Parsl / parsl

Parsl - a Python parallel scripting library

Home Page:http://parsl-project.org

Geek Repo:Geek Repo

Github PK Tool:Github PK Tool

parsl hangs when interchange fails to start

benclifford opened this issue · comments

Describe the bug

When the interchange fails to start, parsl will hang.

in desc development branch, this particular error comes about because of address="localhost" in my local config, which became invalid as of PR #2828 - see trace below - but it is related to any interchange startup failure.

2023-07-20 08:31:59.529 interchange:128 HTEX-Interchange(53526) MainThread __init__ [DEBUG]  Initializing Interchange process
2023-07-20 08:31:59.529 interchange:134 HTEX-Interchange(53526) MainThread __init__ [INFO]  Attempting connection to client at 127.0.0.1 on ports: 55785,55909,55898
2023-07-20 08:31:59.530 interchange:147 HTEX-Interchange(53526) MainThread __init__ [INFO]  Connected to client
2023-07-20 08:31:59.530 interchange:31 HTEX-Interchange(53526) MainThread wrapped [ERROR]  Exceptional ending for starter on thread MainThread
Traceback (most recent call last):
  File "/home/benc/parsl/src/parsl/parsl/process_loggers.py", line 27, in wrapped
    r = func(*args, **kwargs)
        ^^^^^^^^^^^^^^^^^^^^^
  File "/home/benc/parsl/src/parsl/parsl/executors/high_throughput/interchange.py", line 638, in starter
    ic = Interchange(*args, **kwargs)
         ^^^^^^^^^^^^^^^^^^^^^^^^^^^^
  File "/home/benc/parsl/src/parsl/parsl/executors/high_throughput/interchange.py", line 171, in __init__
    self.worker_task_port = self.task_outgoing.bind_to_random_port(f"tcp://{self.interchange_address}",
                            ^^^^^^^^^^^^^^^^^^^^^^^^^^^^^^^^^^^^^^^^^^^^^^^^^^^^^^^^^^^^^^^^^^^^^^^^^^^
  File "/home/benc/parsl/virtualenv-3.11/lib/python3.11/site-packages/zmq/sugar/socket.py", line 498, in bind_to_random_port
    self.bind(f'{addr}:{port}')
  File "/home/benc/parsl/virtualenv-3.11/lib/python3.11/site-packages/zmq/sugar/socket.py", line 302, in bind
    super().bind(addr)
  File "zmq/backend/cython/socket.pyx", line 564, in zmq.backend.cython.socket.Socket.bind
  File "zmq/backend/cython/checkrc.pxd", line 28, in zmq.backend.cython.checkrc._check_rc
zmq.error.ZMQError: No such device (addr='tcp://localhost:54518')

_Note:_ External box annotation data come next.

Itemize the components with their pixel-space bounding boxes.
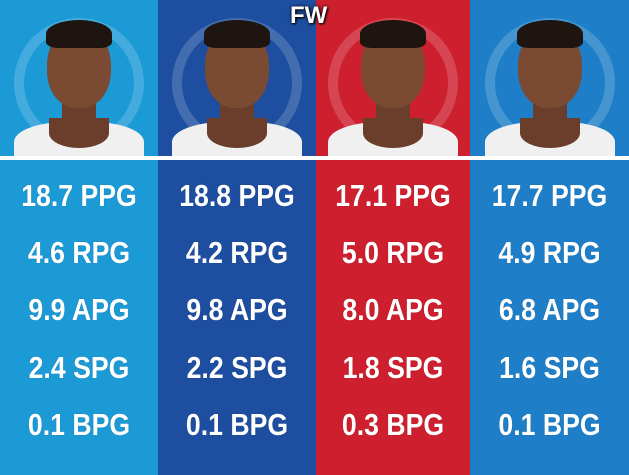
stat-line: 18.7 PPG (21, 178, 137, 213)
stat-line: 0.1 BPG (498, 407, 601, 442)
stat-line: 9.8 APG (186, 292, 288, 327)
stat-line: 2.4 SPG (28, 350, 130, 385)
stats-panel: 17.1 PPG 5.0 RPG 8.0 APG 1.8 SPG 0.3 BPG (316, 160, 470, 475)
divider (0, 156, 158, 160)
column-clippers: 18.8 PPG 4.2 RPG 9.8 APG 2.2 SPG 0.1 BPG (158, 0, 316, 475)
player-photo (316, 0, 470, 156)
divider (470, 156, 629, 160)
stat-line: 17.1 PPG (335, 178, 451, 213)
stat-line: 1.8 SPG (342, 350, 444, 385)
stat-line: 0.1 BPG (185, 407, 289, 442)
stats-panel: 18.7 PPG 4.6 RPG 9.9 APG 2.4 SPG 0.1 BPG (0, 160, 158, 475)
stat-line: 8.0 APG (342, 292, 444, 327)
stats-panel: 18.8 PPG 4.2 RPG 9.8 APG 2.2 SPG 0.1 BPG (158, 160, 316, 475)
stat-line: 1.6 SPG (499, 350, 600, 385)
player-photo (0, 0, 158, 156)
column-hornets: 18.7 PPG 4.6 RPG 9.9 APG 2.4 SPG 0.1 BPG (0, 0, 158, 475)
player-photo (470, 0, 629, 156)
stat-line: 2.2 SPG (186, 350, 288, 385)
stat-line: 4.6 RPG (27, 235, 131, 270)
stat-line: 4.2 RPG (185, 235, 289, 270)
divider (316, 156, 470, 160)
stat-line: 5.0 RPG (341, 235, 445, 270)
stat-line: 6.8 APG (498, 292, 601, 327)
stat-line: 9.9 APG (28, 292, 130, 327)
column-rockets: 17.1 PPG 5.0 RPG 8.0 APG 1.8 SPG 0.3 BPG (316, 0, 470, 475)
stat-line: 0.3 BPG (341, 407, 445, 442)
stat-line: 4.9 RPG (498, 235, 601, 270)
stat-line: 18.8 PPG (179, 178, 295, 213)
stat-line: 17.7 PPG (491, 178, 608, 213)
stats-panel: 17.7 PPG 4.9 RPG 6.8 APG 1.6 SPG 0.1 BPG (470, 160, 629, 475)
watermark-logo: FW (290, 2, 328, 29)
column-thunder: 17.7 PPG 4.9 RPG 6.8 APG 1.6 SPG 0.1 BPG (470, 0, 629, 475)
divider (158, 156, 316, 160)
stat-line: 0.1 BPG (27, 407, 131, 442)
player-photo (158, 0, 316, 156)
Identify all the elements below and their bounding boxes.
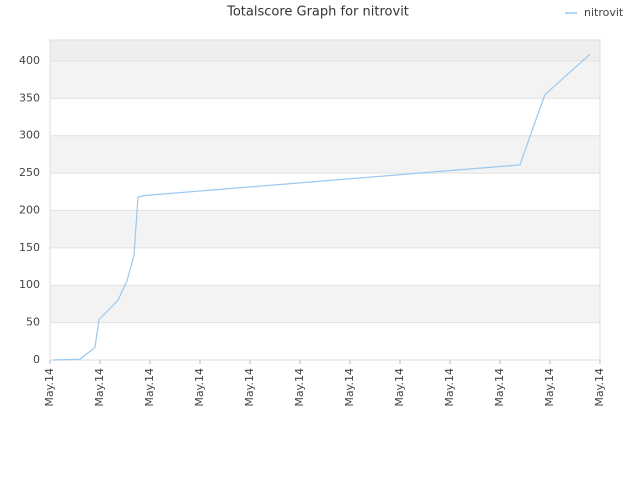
plot-band xyxy=(50,98,600,136)
x-tick-label: May.14 xyxy=(43,368,56,407)
x-tick-label: May.14 xyxy=(143,368,156,407)
plot-frame xyxy=(49,39,601,361)
plot-band xyxy=(50,247,600,286)
x-tick-label: May.14 xyxy=(493,368,506,407)
series-line xyxy=(52,53,591,361)
y-tick-label: 400 xyxy=(19,54,40,67)
y-tick-label: 50 xyxy=(26,316,40,329)
x-tick-label: May.14 xyxy=(593,368,606,407)
x-tick-label: May.14 xyxy=(243,368,256,407)
plot-band xyxy=(50,135,600,174)
x-tick-label: May.14 xyxy=(343,368,356,407)
legend-label: nitrovit xyxy=(584,6,624,19)
plot-band xyxy=(50,210,600,248)
plot-band xyxy=(50,173,600,211)
y-tick-label: 250 xyxy=(19,166,40,179)
x-tick-label: May.14 xyxy=(543,368,556,407)
plot-band xyxy=(50,40,600,61)
y-tick-label: 150 xyxy=(19,241,40,254)
y-tick-label: 300 xyxy=(19,129,40,142)
y-tick-label: 350 xyxy=(19,91,40,104)
x-tick-label: May.14 xyxy=(293,368,306,407)
y-tick-label: 0 xyxy=(33,353,40,366)
x-tick-label: May.14 xyxy=(393,368,406,407)
plot-band xyxy=(50,322,600,360)
plot-band xyxy=(50,285,600,323)
y-tick-label: 100 xyxy=(19,278,40,291)
x-tick-label: May.14 xyxy=(193,368,206,407)
plot-band xyxy=(50,60,600,99)
x-tick-label: May.14 xyxy=(93,368,106,407)
y-tick-label: 200 xyxy=(19,203,40,216)
x-tick-label: May.14 xyxy=(443,368,456,407)
chart-title: Totalscore Graph for nitrovit xyxy=(226,5,409,20)
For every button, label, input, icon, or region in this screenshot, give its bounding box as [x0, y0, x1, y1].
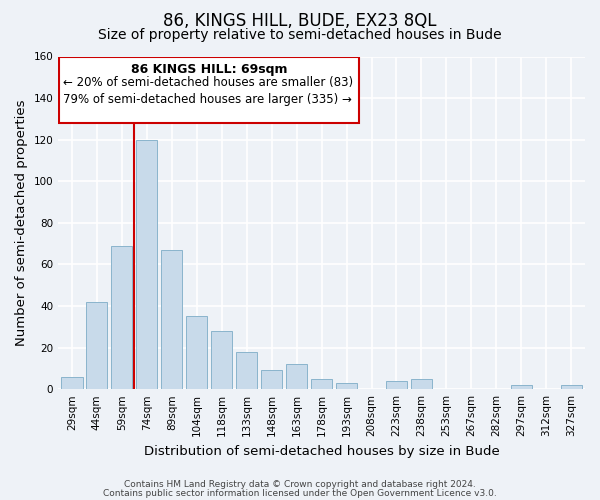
Bar	[411, 379, 432, 389]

A clear and concise description of what the bug is.

To Reproduce

parsl master c39700b plus this patch, then run pytest.

--- a/parsl/executors/high_throughput/interchange.py
+++ b/parsl/executors/high_throughput/interchange.py
@@ -614,6 +614,7 @@ def starter(comm_q, *args, **kwargs):
 
     The executor is expected to call this function. The args, kwargs match that of the Interchange.__init__
     """
+    raise RuntimeError("Deliberate hang")
     setproctitle("parsl: HTEX interchange")
     # logger = multiprocessing.get_logger()

Expected behavior
If the interchange doesn't start properly (or if it dies any time later on during execution), this should be a halting terminal error for htex, not a hang.

Environment
my laptop

Hi, I got the same issue when using v2023.8.7. Reverting back to v1.2.0 solved my problem.